Jorge Suárez Medellín
No le conozco en persona, estimado lector, pero podría apostar que usted –al igual que yo– toma todos los días una gran cantidad de decisiones sin pensar apenas en ellas, basándose en ese cúmulo de conocimientos que a falta de mejor nombre hemos dado en llamar «sentido común».
En condiciones normales, el sentido común funciona bastante bien, el problema es que no siempre coincide con los hechos.
Para demostrar esto, permítame contarle una breve historia: imaginemos que una mañana decide prepararse un delicioso emparedado, se dirige al refrigerador por un par de rebanadas de jamón, pero ¡oh sorpresa!, al abrirlo se da cuenta de que el embutido trocó su color habitual por un tono verdoso, está recubierto de una sustancia semejante a la baba y huele ligeramente a podrido, es decir, está echado a perder. ¿Qué hacer entonces? ¿Se arriesga a consumirlo o de plano prefiere tirarlo a la basura?
Lo más probable es que usted (o yo, o cualquiera) elija deshacerse del jamón en mal estado, y si alguien preguntase la razón del «desperdicio», casi seguramente responderíamos que la comida descompuesta nos hace enfermarnos del estómago. Pero ¿cómo sabemos tal cosa?, ¿quién nos dijo que los alimentos deteriorados causan enfermedades? Pues nadie en particular, es algo que todo el mundo sabe por intuición, puro sentido común.
Aunque en este caso específico existe una relación indirecta entre el deterioro y la posibilidad de enfermarnos, de ninguna manera podemos decir que comer alimentos en mal estado necesariamente vaya a ocasionarnos un malestar. Por el contrario, la mayoría de las enfermedades estomacales están relacionadas con el consumo de alimentos que no presentan ningún signo de descomposición y, paradójicamente, casi nadie se enferma por comer comida echada a perder.
¿Cómo explicar este hecho que contradice el más elemental sentido común? Para empezar, sería útil entender a qué nos referimos cuando hablamos de deterioro en los alimentos.
Por definición, la descomposición de un alimento implica que modificó su sabor, color, textura o aroma de una manera que nos resulta desagradable. Por eso es que los alimentos en mal estado casi nunca son responsables de enfermedades, porque al ser repulsivos al gusto, la vista o el olfato, simplemente no los comemos. Podría darse el caso de que los cambios en el alimento sean agradables a los sentidos (por lo menos para algunas personas), como ocurre por ejemplo con el yogurt o el queso azul, en cuyo caso más que considerar que está descompuesto hablaríamos de un platillo fermentado. Un ejemplo extremo es el arenque fermentado sueco o surströmming, una especialidad de la comida escandinava muy apreciada por los gourmets locales, aún a pesar de su olor fétido –semejante a la basura dejada al sol durante varios días– le convierten en un plato difícil para los paladares como el nuestro.

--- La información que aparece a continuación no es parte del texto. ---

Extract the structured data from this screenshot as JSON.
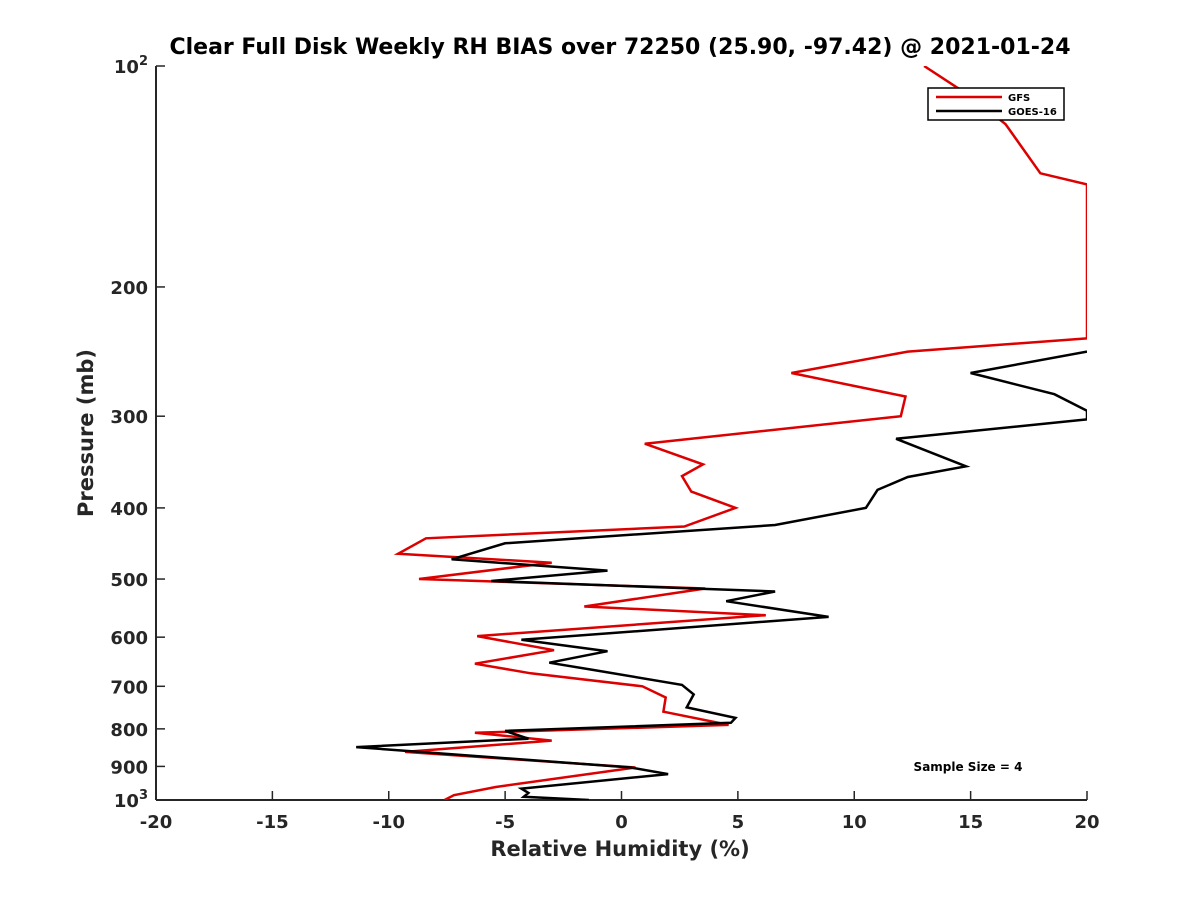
{
  "chart_data": {
    "type": "line",
    "title": "Clear Full Disk Weekly RH BIAS over 72250 (25.90, -97.42) @ 2021-01-24",
    "xlabel": "Relative Humidity (%)",
    "ylabel": "Pressure (mb)",
    "xlim": [
      -20,
      20
    ],
    "ylim": [
      100,
      1000
    ],
    "yscale": "log",
    "y_reversed": true,
    "grid": false,
    "legend_position": "top-right",
    "x_ticks": [
      -20,
      -15,
      -10,
      -5,
      0,
      5,
      10,
      15,
      20
    ],
    "x_tick_labels": [
      "-20",
      "-15",
      "-10",
      "-5",
      "0",
      "5",
      "10",
      "15",
      "20"
    ],
    "y_ticks": [
      200,
      300,
      400,
      500,
      600,
      700,
      800,
      900
    ],
    "y_tick_labels": [
      "200",
      "300",
      "400",
      "500",
      "600",
      "700",
      "800",
      "900"
    ],
    "y_top_label": {
      "base": "10",
      "exp": "2"
    },
    "y_bottom_label": {
      "base": "10",
      "exp": "3"
    },
    "annotation": "Sample Size = 4",
    "series": [
      {
        "name": "GFS",
        "color": "#dd0000",
        "points": [
          [
            13.0,
            100
          ],
          [
            15.0,
            110
          ],
          [
            16.5,
            120
          ],
          [
            18.0,
            140
          ],
          [
            20.0,
            145
          ],
          [
            20.0,
            235
          ],
          [
            12.3,
            245
          ],
          [
            7.3,
            262
          ],
          [
            12.2,
            282
          ],
          [
            12.0,
            300
          ],
          [
            1.0,
            327
          ],
          [
            3.5,
            349
          ],
          [
            2.6,
            362
          ],
          [
            3.0,
            380
          ],
          [
            4.9,
            400
          ],
          [
            2.7,
            424
          ],
          [
            -8.4,
            440
          ],
          [
            -9.6,
            462
          ],
          [
            -3.0,
            475
          ],
          [
            -8.7,
            500
          ],
          [
            3.6,
            515
          ],
          [
            -1.6,
            545
          ],
          [
            6.2,
            560
          ],
          [
            -6.2,
            598
          ],
          [
            -2.9,
            625
          ],
          [
            -6.3,
            652
          ],
          [
            -3.9,
            672
          ],
          [
            0.9,
            700
          ],
          [
            1.9,
            725
          ],
          [
            1.8,
            758
          ],
          [
            4.6,
            790
          ],
          [
            -6.3,
            810
          ],
          [
            -3.0,
            830
          ],
          [
            -9.3,
            860
          ],
          [
            0.6,
            903
          ],
          [
            -5.4,
            960
          ],
          [
            -7.2,
            985
          ],
          [
            -7.6,
            1000
          ]
        ]
      },
      {
        "name": "GOES-16",
        "color": "#000000",
        "points": [
          [
            20.0,
            245
          ],
          [
            15.0,
            262
          ],
          [
            18.6,
            280
          ],
          [
            20.0,
            295
          ],
          [
            20.0,
            303
          ],
          [
            11.8,
            322
          ],
          [
            14.8,
            351
          ],
          [
            12.3,
            363
          ],
          [
            11.0,
            378
          ],
          [
            10.5,
            400
          ],
          [
            6.6,
            422
          ],
          [
            -5.0,
            447
          ],
          [
            -7.3,
            470
          ],
          [
            -0.6,
            487
          ],
          [
            -5.6,
            503
          ],
          [
            6.6,
            520
          ],
          [
            4.5,
            536
          ],
          [
            8.9,
            563
          ],
          [
            -4.3,
            605
          ],
          [
            -0.6,
            627
          ],
          [
            -3.1,
            650
          ],
          [
            -1.2,
            665
          ],
          [
            2.6,
            697
          ],
          [
            3.1,
            718
          ],
          [
            2.8,
            748
          ],
          [
            4.9,
            773
          ],
          [
            4.7,
            785
          ],
          [
            -5.0,
            805
          ],
          [
            -4.0,
            825
          ],
          [
            -11.4,
            847
          ],
          [
            0.4,
            903
          ],
          [
            2.0,
            922
          ],
          [
            -4.3,
            965
          ],
          [
            -4.0,
            978
          ],
          [
            -4.2,
            990
          ],
          [
            -1.4,
            1000
          ]
        ]
      }
    ]
  }
}
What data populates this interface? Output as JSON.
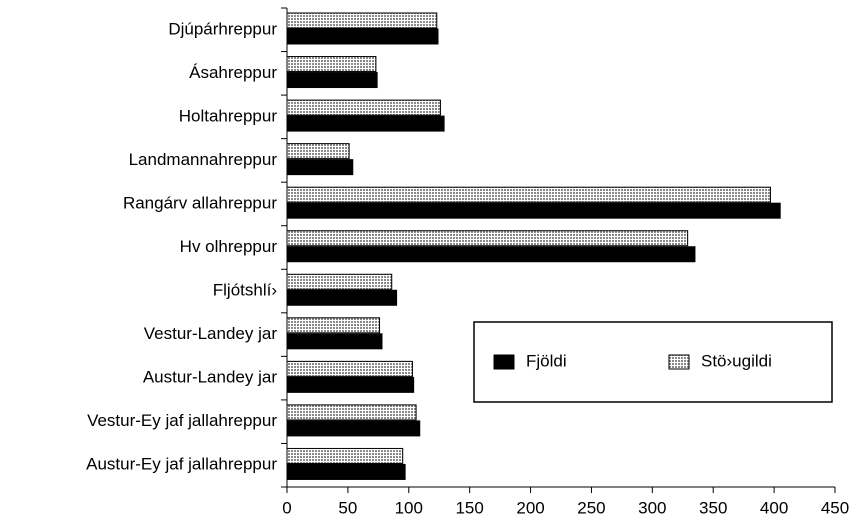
{
  "chart_data": {
    "type": "hbar",
    "categories": [
      "Djúpárhreppur",
      "Ásahreppur",
      "Holtahreppur",
      "Landmannahreppur",
      "Rangárv allahreppur",
      "Hv olhreppur",
      "Fljótshlí›",
      "Vestur-Landey jar",
      "Austur-Landey jar",
      "Vestur-Ey jaf jallahreppur",
      "Austur-Ey jaf jallahreppur"
    ],
    "series": [
      {
        "name": "Fjöldi",
        "color": "#000000",
        "values": [
          124,
          74,
          129,
          54,
          405,
          335,
          90,
          78,
          104,
          109,
          97
        ]
      },
      {
        "name": "Stö›ugildi",
        "color": "#c8c8c8",
        "values": [
          123,
          73,
          126,
          51,
          397,
          329,
          86,
          76,
          103,
          106,
          95
        ]
      }
    ],
    "xlim": [
      0,
      450
    ],
    "xticks": [
      0,
      50,
      100,
      150,
      200,
      250,
      300,
      350,
      400,
      450
    ],
    "grid": false,
    "legend": "lower right"
  }
}
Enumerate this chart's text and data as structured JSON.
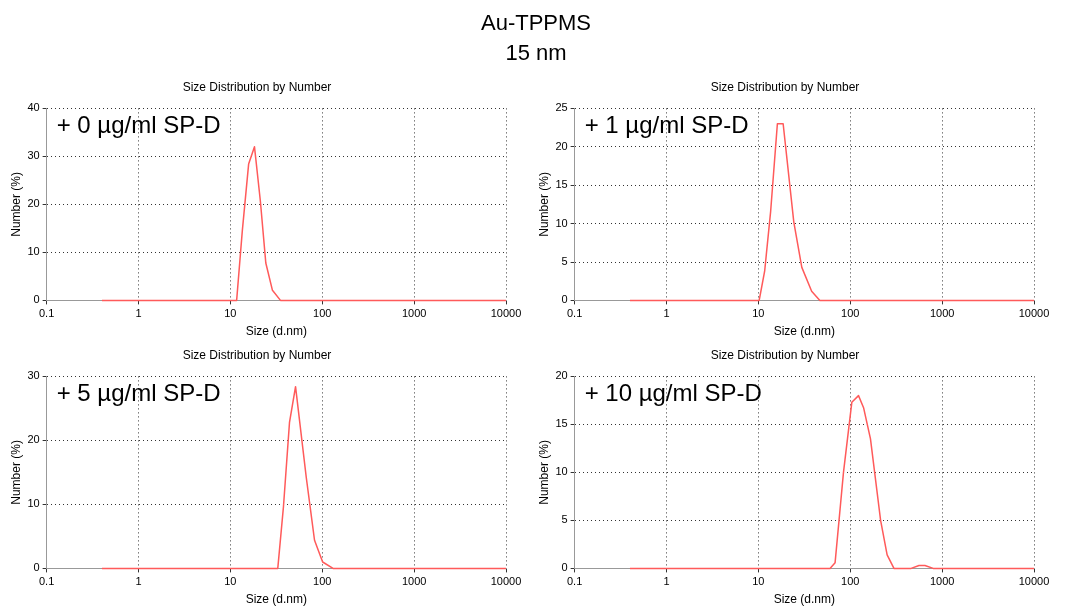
{
  "chart_data": [
    {
      "type": "other",
      "title": "Au-TPPMS",
      "subtitle": "15 nm"
    },
    {
      "type": "line",
      "title": "Size Distribution by Number",
      "xlabel": "Size (d.nm)",
      "ylabel": "Number (%)",
      "annotations": [
        "+ 0 µg/ml SP-D"
      ],
      "log": "x",
      "grid": true,
      "marker": "none",
      "xlim": [
        0.1,
        10000
      ],
      "xticks": [
        0.1,
        1,
        10,
        100,
        1000,
        10000
      ],
      "ylim": [
        0,
        40
      ],
      "yticks": [
        0,
        10,
        20,
        30,
        40
      ],
      "x": [
        0.4,
        11.7,
        13.5,
        15.8,
        18.3,
        21.2,
        24.3,
        28.7,
        35.1,
        10000
      ],
      "series": [
        {
          "color": "#ff5a5a",
          "values": [
            0,
            0,
            14.6,
            28.4,
            32,
            20.7,
            7.8,
            2.1,
            0,
            0
          ]
        }
      ]
    },
    {
      "type": "line",
      "title": "Size Distribution by Number",
      "xlabel": "Size (d.nm)",
      "ylabel": "Number (%)",
      "annotations": [
        "+ 1 µg/ml SP-D"
      ],
      "log": "x",
      "grid": true,
      "marker": "none",
      "xlim": [
        0.1,
        10000
      ],
      "xticks": [
        0.1,
        1,
        10,
        100,
        1000,
        10000
      ],
      "ylim": [
        0,
        25
      ],
      "yticks": [
        0,
        5,
        10,
        15,
        20,
        25
      ],
      "x": [
        0.4,
        10.2,
        11.7,
        13.6,
        16.1,
        18.6,
        24.3,
        29.7,
        38,
        46.7,
        10000
      ],
      "series": [
        {
          "color": "#ff5a5a",
          "values": [
            0,
            0,
            3.8,
            11.6,
            23,
            23,
            10.2,
            4.3,
            1.2,
            0,
            0
          ]
        }
      ]
    },
    {
      "type": "line",
      "title": "Size Distribution by Number",
      "xlabel": "Size (d.nm)",
      "ylabel": "Number (%)",
      "annotations": [
        "+ 5 µg/ml SP-D"
      ],
      "log": "x",
      "grid": true,
      "marker": "none",
      "xlim": [
        0.1,
        10000
      ],
      "xticks": [
        0.1,
        1,
        10,
        100,
        1000,
        10000
      ],
      "ylim": [
        0,
        30
      ],
      "yticks": [
        0,
        10,
        20,
        30
      ],
      "x": [
        0.4,
        32.8,
        37.8,
        44,
        51.2,
        67,
        82.4,
        101,
        131,
        10000
      ],
      "series": [
        {
          "color": "#ff5a5a",
          "values": [
            0,
            0,
            9.6,
            22.8,
            28.4,
            14.2,
            4.4,
            1,
            0,
            0
          ]
        }
      ]
    },
    {
      "type": "line",
      "title": "Size Distribution by Number",
      "xlabel": "Size (d.nm)",
      "ylabel": "Number (%)",
      "annotations": [
        "+ 10 µg/ml SP-D"
      ],
      "log": "x",
      "grid": true,
      "marker": "none",
      "xlim": [
        0.1,
        10000
      ],
      "xticks": [
        0.1,
        1,
        10,
        100,
        1000,
        10000
      ],
      "ylim": [
        0,
        20
      ],
      "yticks": [
        0,
        5,
        10,
        15,
        20
      ],
      "x": [
        0.4,
        60.2,
        68.4,
        84.4,
        104,
        123,
        140,
        166,
        214,
        252,
        299,
        460,
        560,
        650,
        800,
        10000
      ],
      "series": [
        {
          "color": "#ff5a5a",
          "values": [
            0,
            0,
            0.6,
            10,
            17.3,
            18,
            16.7,
            13.5,
            5,
            1.4,
            0,
            0,
            0.3,
            0.3,
            0,
            0
          ]
        }
      ]
    }
  ]
}
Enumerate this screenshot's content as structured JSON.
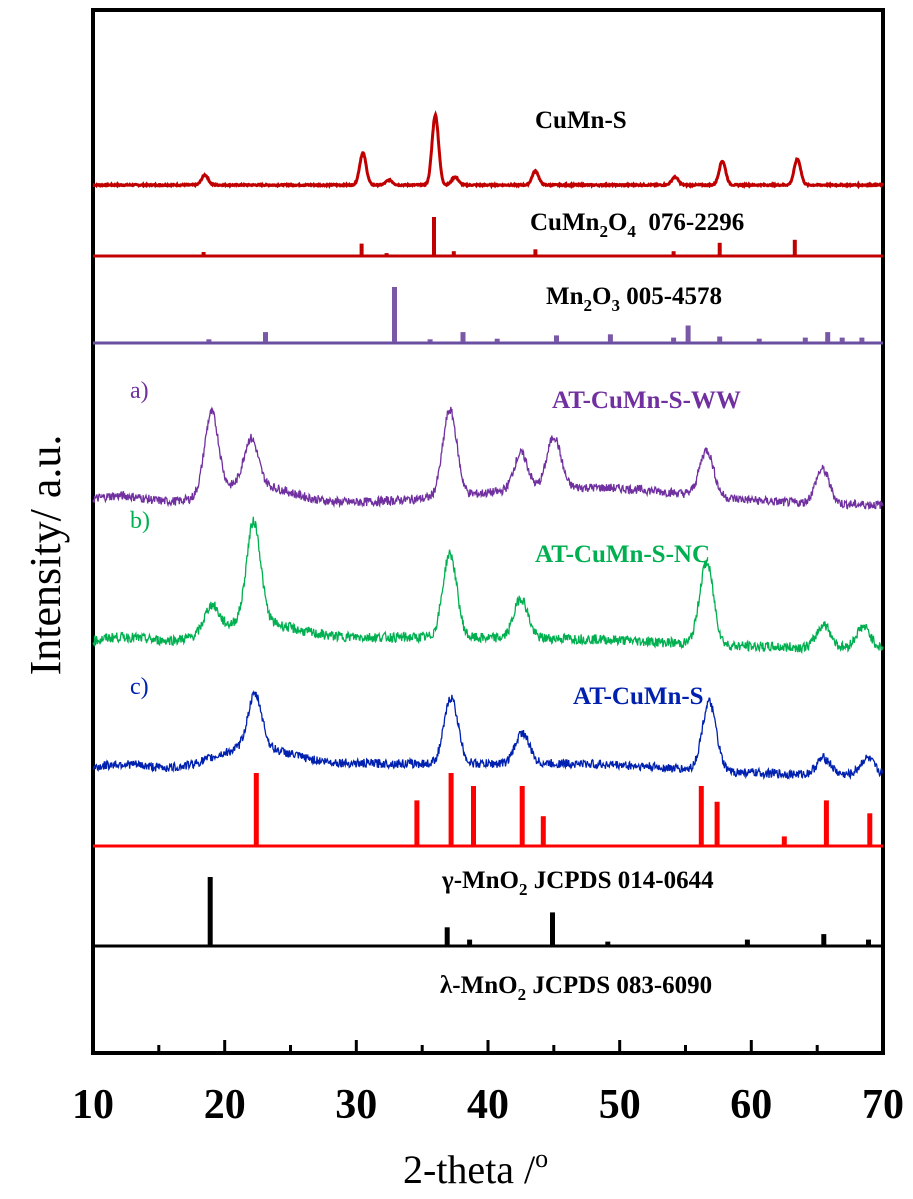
{
  "chart_data": {
    "type": "line",
    "xlabel": "2-theta /",
    "xlabel_sup": "o",
    "ylabel": "Intensity/ a.u.",
    "xlim": [
      10,
      70
    ],
    "xticks": [
      "10",
      "20",
      "30",
      "40",
      "50",
      "60",
      "70"
    ],
    "grid": false,
    "series": [
      {
        "name": "CuMn-S",
        "color": "#c00000",
        "peaks": [
          [
            18.5,
            10
          ],
          [
            30.5,
            32
          ],
          [
            32.5,
            5
          ],
          [
            36.0,
            70
          ],
          [
            37.5,
            8
          ],
          [
            43.6,
            14
          ],
          [
            54.2,
            8
          ],
          [
            57.8,
            24
          ],
          [
            63.5,
            26
          ]
        ]
      },
      {
        "name": "AT-CuMn-S-WW",
        "prefix": "a)",
        "color": "#7030a0",
        "peaks": [
          [
            19.0,
            70
          ],
          [
            22.0,
            40
          ],
          [
            37.1,
            75
          ],
          [
            42.5,
            32
          ],
          [
            45.0,
            45
          ],
          [
            56.6,
            40
          ],
          [
            65.4,
            30
          ]
        ]
      },
      {
        "name": "AT-CuMn-S-NC",
        "prefix": "b)",
        "color": "#00b050",
        "peaks": [
          [
            19.0,
            25
          ],
          [
            22.2,
            95
          ],
          [
            37.1,
            80
          ],
          [
            42.5,
            38
          ],
          [
            56.6,
            78
          ],
          [
            65.5,
            22
          ],
          [
            68.5,
            20
          ]
        ]
      },
      {
        "name": "AT-CuMn-S",
        "prefix": "c)",
        "color": "#0020b0",
        "peaks": [
          [
            22.3,
            48
          ],
          [
            37.2,
            60
          ],
          [
            42.6,
            28
          ],
          [
            56.8,
            62
          ],
          [
            65.5,
            15
          ],
          [
            68.8,
            15
          ]
        ]
      }
    ],
    "references": [
      {
        "label": "CuMn",
        "sub": "2",
        "label2": "O",
        "sub2": "4",
        "label3": "  076-2296",
        "color": "#c00000",
        "lines": [
          [
            18.4,
            8
          ],
          [
            30.4,
            30
          ],
          [
            32.3,
            5
          ],
          [
            35.9,
            100
          ],
          [
            37.4,
            10
          ],
          [
            43.6,
            15
          ],
          [
            54.1,
            10
          ],
          [
            57.6,
            32
          ],
          [
            63.3,
            40
          ]
        ]
      },
      {
        "label": "Mn",
        "sub": "2",
        "label2": "O",
        "sub2": "3",
        "label3": " 005-4578",
        "color": "#7a58a8",
        "lines": [
          [
            18.8,
            5
          ],
          [
            23.1,
            18
          ],
          [
            32.9,
            100
          ],
          [
            35.6,
            5
          ],
          [
            38.1,
            18
          ],
          [
            40.7,
            6
          ],
          [
            45.2,
            12
          ],
          [
            49.3,
            14
          ],
          [
            54.1,
            8
          ],
          [
            55.2,
            30
          ],
          [
            57.6,
            10
          ],
          [
            60.6,
            6
          ],
          [
            64.1,
            8
          ],
          [
            65.8,
            18
          ],
          [
            66.9,
            8
          ],
          [
            68.4,
            8
          ]
        ]
      },
      {
        "label": "γ-MnO",
        "sub": "2",
        "label3": " JCPDS 014-0644",
        "color": "#ff0000",
        "lines": [
          [
            22.4,
            100
          ],
          [
            34.6,
            62
          ],
          [
            37.2,
            100
          ],
          [
            38.9,
            82
          ],
          [
            42.6,
            82
          ],
          [
            44.2,
            40
          ],
          [
            56.2,
            82
          ],
          [
            57.4,
            60
          ],
          [
            62.5,
            12
          ],
          [
            65.7,
            62
          ],
          [
            69.0,
            44
          ]
        ]
      },
      {
        "label": "λ-MnO",
        "sub": "2",
        "label3": " JCPDS 083-6090",
        "color": "#000000",
        "lines": [
          [
            18.9,
            100
          ],
          [
            36.9,
            26
          ],
          [
            38.6,
            8
          ],
          [
            44.9,
            48
          ],
          [
            49.1,
            5
          ],
          [
            59.7,
            8
          ],
          [
            65.5,
            16
          ],
          [
            68.9,
            8
          ]
        ]
      }
    ]
  }
}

Ahora bien, muchos de los cambios relacionados con el deterioro de los alimentos (no todos, por cierto), se deben a la proliferación microbiana.
Sin embargo, los microorganismos responsables de la descomposición no suelen ser los mismos que ocasionan enfermedades al ser humano, y por lo tanto no necesariamente coinciden ambos en un determinado platillo. Así pues, es posible encontrar alimentos cuyas condiciones de elaboración y almacenamiento no hayan sido favorables para el crecimiento de microorganismos deterioradores, y aun así tener suficientes gérmenes patógenos para enfermarnos gravemente.
Ésos son justamente los que más daños causan, pues es muy difícil identificarlos.
Por otra parte, existen ciertos procesos tecnológicos como la pasteurización que eliminan tanto microbios patógenos como deterioradores, por lo que permiten que los alimentos sean a la vez más seguros y durables. En cambio, condiciones que favorezcan el desarrollo de microorganismos suelen tener un impacto negativo tanto en la inocuidad como en la vida de anaquel.
En próximas entregas de esta columna, seguiremos hablando acerca de algunas otras discrepancias entre el sentido común y el conocimiento científico.